En 2016, le budget prévisionnel de l'AGRASC s'élève à 6 millions d'euros, contre 2,4 millions d'euros en 2011. Les dépenses de fonctionnement (de l'ordre de 50 % du budget) permettent la valorisation et la gestion des biens mobiliers (qui comprennent les frais de gardiennage) et la valorisation et la cession des biens immobiliers.

a) Une trentaine d'agents

Les dépenses de personnel représentent environ un tiers du budget de l'AGRASC en 2016. Ses effectifs, relativement modestes, sont passés de 12 à 31 équivalents temps plein (ETP) entre le 31 décembre 2011 et le 31 décembre 2016.

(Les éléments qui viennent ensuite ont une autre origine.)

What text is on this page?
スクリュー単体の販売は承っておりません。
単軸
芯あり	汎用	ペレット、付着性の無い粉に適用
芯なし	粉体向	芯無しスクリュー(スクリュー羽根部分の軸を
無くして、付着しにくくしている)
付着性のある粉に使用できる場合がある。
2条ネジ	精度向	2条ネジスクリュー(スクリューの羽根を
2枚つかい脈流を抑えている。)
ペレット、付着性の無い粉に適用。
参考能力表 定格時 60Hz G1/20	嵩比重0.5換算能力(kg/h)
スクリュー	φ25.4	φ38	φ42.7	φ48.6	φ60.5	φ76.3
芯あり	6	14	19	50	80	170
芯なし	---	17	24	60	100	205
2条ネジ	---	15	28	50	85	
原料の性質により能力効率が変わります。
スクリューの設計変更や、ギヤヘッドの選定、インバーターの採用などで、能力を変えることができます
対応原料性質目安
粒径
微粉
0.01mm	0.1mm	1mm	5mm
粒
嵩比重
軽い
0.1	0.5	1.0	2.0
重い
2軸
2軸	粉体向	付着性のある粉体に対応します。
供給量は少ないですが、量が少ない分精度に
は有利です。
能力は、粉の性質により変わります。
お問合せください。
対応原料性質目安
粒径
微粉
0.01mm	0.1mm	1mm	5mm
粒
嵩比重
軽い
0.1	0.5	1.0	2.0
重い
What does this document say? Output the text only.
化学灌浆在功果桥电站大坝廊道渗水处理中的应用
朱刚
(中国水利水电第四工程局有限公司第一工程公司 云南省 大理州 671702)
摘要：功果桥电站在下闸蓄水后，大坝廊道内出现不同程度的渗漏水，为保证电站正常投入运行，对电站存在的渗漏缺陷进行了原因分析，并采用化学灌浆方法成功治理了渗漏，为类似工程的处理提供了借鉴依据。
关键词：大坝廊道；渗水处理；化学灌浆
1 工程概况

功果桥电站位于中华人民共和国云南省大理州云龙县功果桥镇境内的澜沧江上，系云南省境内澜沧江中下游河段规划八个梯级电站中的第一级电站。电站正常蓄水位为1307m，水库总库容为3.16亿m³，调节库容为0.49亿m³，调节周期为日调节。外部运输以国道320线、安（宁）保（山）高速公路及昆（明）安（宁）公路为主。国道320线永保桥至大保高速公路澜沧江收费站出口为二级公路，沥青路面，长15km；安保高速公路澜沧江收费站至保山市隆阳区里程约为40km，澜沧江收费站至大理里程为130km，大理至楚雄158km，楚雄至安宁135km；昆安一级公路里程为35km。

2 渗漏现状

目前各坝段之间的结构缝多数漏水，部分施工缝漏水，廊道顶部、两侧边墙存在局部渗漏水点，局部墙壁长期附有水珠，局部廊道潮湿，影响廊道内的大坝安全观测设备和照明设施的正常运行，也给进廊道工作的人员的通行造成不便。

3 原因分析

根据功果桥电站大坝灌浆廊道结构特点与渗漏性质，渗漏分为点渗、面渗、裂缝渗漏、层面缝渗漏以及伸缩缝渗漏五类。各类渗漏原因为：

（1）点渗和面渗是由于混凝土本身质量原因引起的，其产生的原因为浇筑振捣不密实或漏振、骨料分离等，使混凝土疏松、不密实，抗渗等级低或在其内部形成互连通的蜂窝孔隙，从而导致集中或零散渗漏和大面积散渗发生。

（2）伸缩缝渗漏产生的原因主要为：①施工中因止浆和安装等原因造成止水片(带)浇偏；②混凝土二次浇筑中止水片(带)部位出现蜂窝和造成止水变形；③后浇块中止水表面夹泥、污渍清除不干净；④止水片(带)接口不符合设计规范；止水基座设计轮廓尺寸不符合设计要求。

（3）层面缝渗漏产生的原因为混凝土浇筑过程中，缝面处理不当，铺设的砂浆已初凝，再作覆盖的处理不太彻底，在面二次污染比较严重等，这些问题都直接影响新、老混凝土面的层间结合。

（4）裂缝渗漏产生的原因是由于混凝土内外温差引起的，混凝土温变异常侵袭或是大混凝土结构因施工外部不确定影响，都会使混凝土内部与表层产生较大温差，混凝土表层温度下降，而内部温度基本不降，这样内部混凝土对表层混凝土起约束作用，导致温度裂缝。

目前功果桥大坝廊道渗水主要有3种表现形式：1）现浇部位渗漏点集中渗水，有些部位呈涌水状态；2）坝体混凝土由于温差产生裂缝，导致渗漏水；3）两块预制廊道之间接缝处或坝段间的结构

Il s'agit majoritairement de personnels en détachement ou mis à disposition par leur ministère d'origine (ministère de la justice, de l'intérieur ou des finances).

En 2016, sur 34 postes budgétés, 31 ont été effectivement pourvus, à la suite de départs mais aussi en raison de la vacance d'un poste de magistrat. Les administrations d'origine auraient, selon l'analyse de l'AGRASC, des réticences à pourvoir les détachements demandés en raison de leurs propres vacances de postes.

La direction de l'AGRASC s'inquiète d'une rotation des personnels relativement importante. L'inadéquation entre, d'une part, la rémunération perçue et, d'autre part, l'implication et le niveau de technicité requis par ces postes pourrait fragiliser la stabilité de l'Agence mais aussi limiter son attractivité.

En tout état de cause, les dispositions applicables aux agents détachés à l'AGRASC ne devraient pas être moins favorables que l'application du droit commun. Ainsi par exemple, il a fallu attendre le début de l'année 2017 pour permettre l'application à l'AGRASC - qui en était jusqu'alors exclue - de la prime d'intéressement à la performance collective des services dans les administrations de l'État37(*). Le plafond annuel de la prime d'intéressement a été fixé à 300 euros38(*).

En outre, le positionnement interministériel de l'Agence pose, comme pour toutes les structures de cette nature, la question des inégalités de traitement entre des agents issus de ministères différents.

b) Des locaux loués au Conseil d'État

L'AGRASC a d'abord été localisée avenue de Ségur, à Paris puis, à partir de 2012, elle a sous-loué des locaux au Conseil d'État, situés 98-102 rue de Richelieu à Paris39(*). Une convention a été signée entre l'AGRASC et le Conseil d'État, précisant les modalités d'utilisation et de remboursement du loyer et des charges.

Le loyer s'élève à 0,4 million d'euros et les charges à 0,13 million d'euros, soit un loyer (hors charges) au mètre carré de l'ordre de 500 euros. Pour les bureaux, le prix au mètre carré (fin 2010) était fixé à 398 euros, conformément au ratio fixé par France Domaine (400 euros par mètre carré à Paris, hors taxes et hors charges).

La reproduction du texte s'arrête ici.